Minimal contrast makes thinking easier for those who are easily distracted. Use medium-range colors instead of light and dark.
By my third meeting with John, we were both frustrated. He was a young professional man who called me because his mother and girlfriend had thrown up their hands—they couldn’t get him to make decisions either. He was unfocused and seemed to find fault with everything I showed him, even when he’d said it was what he wanted. I sighed, and looked around . . . and had an “ah-ha!” moment. I scheduled a meeting for the next day—for which I printed black-and-white photos of his interiors, did sample boards of paint and fabrics—and we sat in the corner of a coffee shop where he had no visual distractions. In under an hour he signed off on the plan and the project began.
He had ADHD—a successful idea man who left the details to others. His home was a 1950s ranch with light walls, dark floors and stained wood trim. The contrast of all those dark window and doorframes against white was so distracting that he could not think! Dark colors with white trim are opposite yet produce the same result—lots of contrasting lines running both directions and looking jumbled.
Have you ever noticed the letters “LRV” followed by a number on a paint chip? It stands for “light reflectance value” and indicates how much light the paint color reflects—or not—back into the room.
White and very light tints have a high number—an LRV of 93 will reflect 93% of the available light. A deep, dark color may be in the teens or lower—an LRV of 17 will reflect 17%, and absorb 83%, of the light.

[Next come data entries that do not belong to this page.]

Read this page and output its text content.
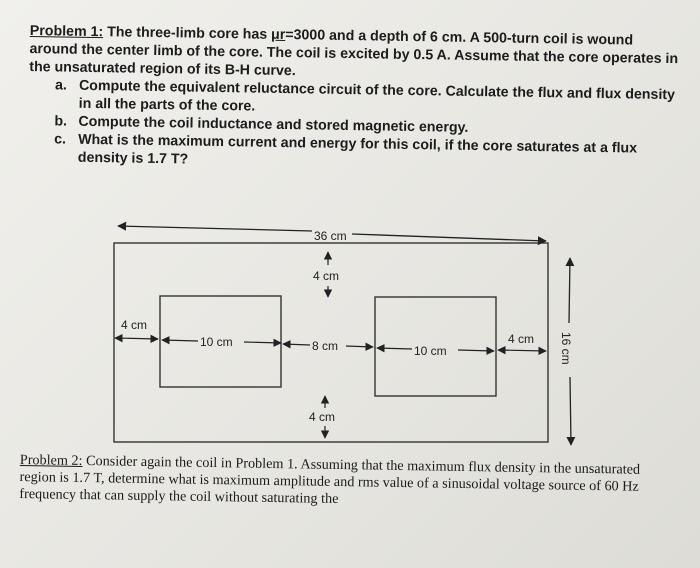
Problem 1: The three-limb core has μr=3000 and a depth of 6 cm. A 500-turn coil is wound around the center limb of the core. The coil is excited by 0.5 A. Assume that the core operates in the unsaturated region of its B-H curve.
a. Compute the equivalent reluctance circuit of the core. Calculate the flux and flux density in all the parts of the core.
b. Compute the coil inductance and stored magnetic energy.
c. What is the maximum current and energy for this coil, if the core saturates at a flux density is 1.7 T?
36 cm
4 cm
4 cm
10 cm	8 cm	10 cm
4 cm
4 cm
16 cm
Problem 2: Consider again the coil in Problem 1. Assuming that the maximum flux density in the unsaturated region is 1.7 T, determine what is maximum amplitude and rms value of a sinusoidal voltage source of 60 Hz frequency that can supply the coil without saturating the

Some people are energized by high contrast and drama, taking grand pleasure in bold colors. Others enjoy color as long as the contrast is minimal. In John’s case, the high contrast created what I call “visual static,” and it was simply too much for him.
We chose khaki walls, creamy painted woodwork, and light oak floors. I lightened the dark elements, and darkened the light elements. Instead of having color values at 90 and 15, his are now 26, 41, and 54. He loves his home, finding it easy to relax, to pay attention when he must, and let his mind roam when he can.